There is a very interesting initiative called the ManKind Product committed to building and supporting emotionally mature, accountable and compassionate male role models in our communities.


The one way to help redefine, or rather, eradicate, the line between the Macho Oke and Sensitive Male is to refine what it means to be a woman. If I require an emotionally grounded and sensitive, spiritually evolving, physically strong, environmentally responsible, socially considerate Sacred Warrior in my life, then what, exactly am I proposing to cultivate in myself?

I commit to strengthening that within myself which is inherently and uniquely Woman:


~To cultivate the patient mother in me who knows how to guide my children without breaking their spirit, how to nurture them so that when they go out into the world, the words they remember from their youth were of encouragement, reason, affection, clear boundaries.



~To cultivate a secret garden within my life, a labyrinthine realm which is mine alone, a workshop, a clandestine chamber within my soul that I alone have a key for where my Manifestation Machine lives! That crazy, creative, lively, insightful machine which makes my future and drives my fears out with shear enthusiasm and direction, which depends on no one else for replenishment but me.

~To always take the time to consider where I am, how I feel, when I need to rest and to have enough respect for that, that I can freely and clearly communicate it to those around me before I falter.

~To breath!

~To manage my life in a way which cultivates Balance. To be committed to every facet of my life important in keeping me content, be it a weekly phone call to my mom, a daily run around the block even though the laundry needs folding, fresh juice, hugs.

~To cultivate my own sensuality. To take responsibility for creating a new template of femininity which overthrows the limiting public opinion of the ‘empowered woman'. To give the beautiful feminine Goddess within me her space to shine, to leap out from the dark, the shame, the uncertainty, to embrace what makes me a woman and teach this to my daughter.



~To give time to romance.
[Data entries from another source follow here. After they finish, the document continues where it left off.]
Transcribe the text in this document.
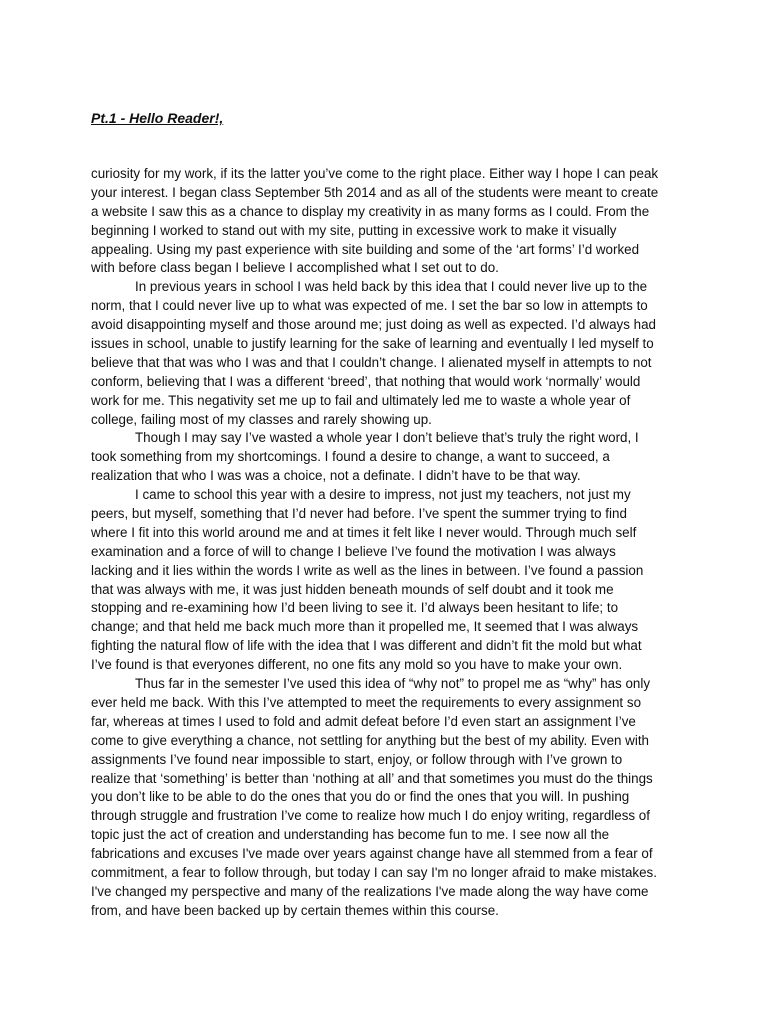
Pt.1 - Hello Reader!,
curiosity for my work, if its the latter you’ve come to the right place. Either way I hope I can peak
your interest. I began class September 5th 2014 and as all of the students were meant to create
a website I saw this as a chance to display my creativity in as many forms as I could. From the
beginning I worked to stand out with my site, putting in excessive work to make it visually
appealing. Using my past experience with site building and some of the ‘art forms’ I’d worked
with before class began I believe I accomplished what I set out to do.
In previous years in school I was held back by this idea that I could never live up to the
norm, that I could never live up to what was expected of me. I set the bar so low in attempts to
avoid disappointing myself and those around me; just doing as well as expected. I’d always had
issues in school, unable to justify learning for the sake of learning and eventually I led myself to
believe that that was who I was and that I couldn’t change. I alienated myself in attempts to not
conform, believing that I was a different ‘breed’, that nothing that would work ‘normally’ would
work for me. This negativity set me up to fail and ultimately led me to waste a whole year of
college, failing most of my classes and rarely showing up.
Though I may say I’ve wasted a whole year I don’t believe that’s truly the right word, I
took something from my shortcomings. I found a desire to change, a want to succeed, a
realization that who I was was a choice, not a definate. I didn’t have to be that way.
I came to school this year with a desire to impress, not just my teachers, not just my
peers, but myself, something that I’d never had before. I’ve spent the summer trying to find
where I fit into this world around me and at times it felt like I never would. Through much self
examination and a force of will to change I believe I’ve found the motivation I was always
lacking and it lies within the words I write as well as the lines in between. I’ve found a passion
that was always with me, it was just hidden beneath mounds of self doubt and it took me
stopping and re-examining how I’d been living to see it. I’d always been hesitant to life; to
change; and that held me back much more than it propelled me, It seemed that I was always
fighting the natural flow of life with the idea that I was different and didn’t fit the mold but what
I’ve found is that everyones different, no one fits any mold so you have to make your own.
Thus far in the semester I’ve used this idea of “why not” to propel me as “why” has only
ever held me back. With this I’ve attempted to meet the requirements to every assignment so
far, whereas at times I used to fold and admit defeat before I’d even start an assignment I’ve
come to give everything a chance, not settling for anything but the best of my ability. Even with
assignments I’ve found near impossible to start, enjoy, or follow through with I’ve grown to
realize that ‘something’ is better than ‘nothing at all’ and that sometimes you must do the things
you don’t like to be able to do the ones that you do or find the ones that you will. In pushing
through struggle and frustration I’ve come to realize how much I do enjoy writing, regardless of
topic just the act of creation and understanding has become fun to me. I see now all the
fabrications and excuses I've made over years against change have all stemmed from a fear of
commitment, a fear to follow through, but today I can say I'm no longer afraid to make mistakes.
I've changed my perspective and many of the realizations I've made along the way have come
from, and have been backed up by certain themes within this course.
To know that it is not neglectful to separate from the mother and teacher and professional and dive into flowers and chocolates and be assured that it will not fall apart in my absence!

~ Pursue Beauty.

~To work hard and extend myself fully into this life, to not fear healthy ambition.

~To laugh.

~To share and care for those I love and for my natural environment, to affect the lives of those in need in real and lasting ways and to consider the needs of the planet as equal or more important than my own.

~To reach out when I need help.

~To love myself, and be positive about myself, because if I do not champion myself, I cannot expect anyone else to.

And, most important of all; To not beat myself or anyone else up within an inch of my or their lives if I don’t achieve all of the above all of the time, but instead to smile, because I’m Human and a woman and in this great University of life, being Human and a woman rocks!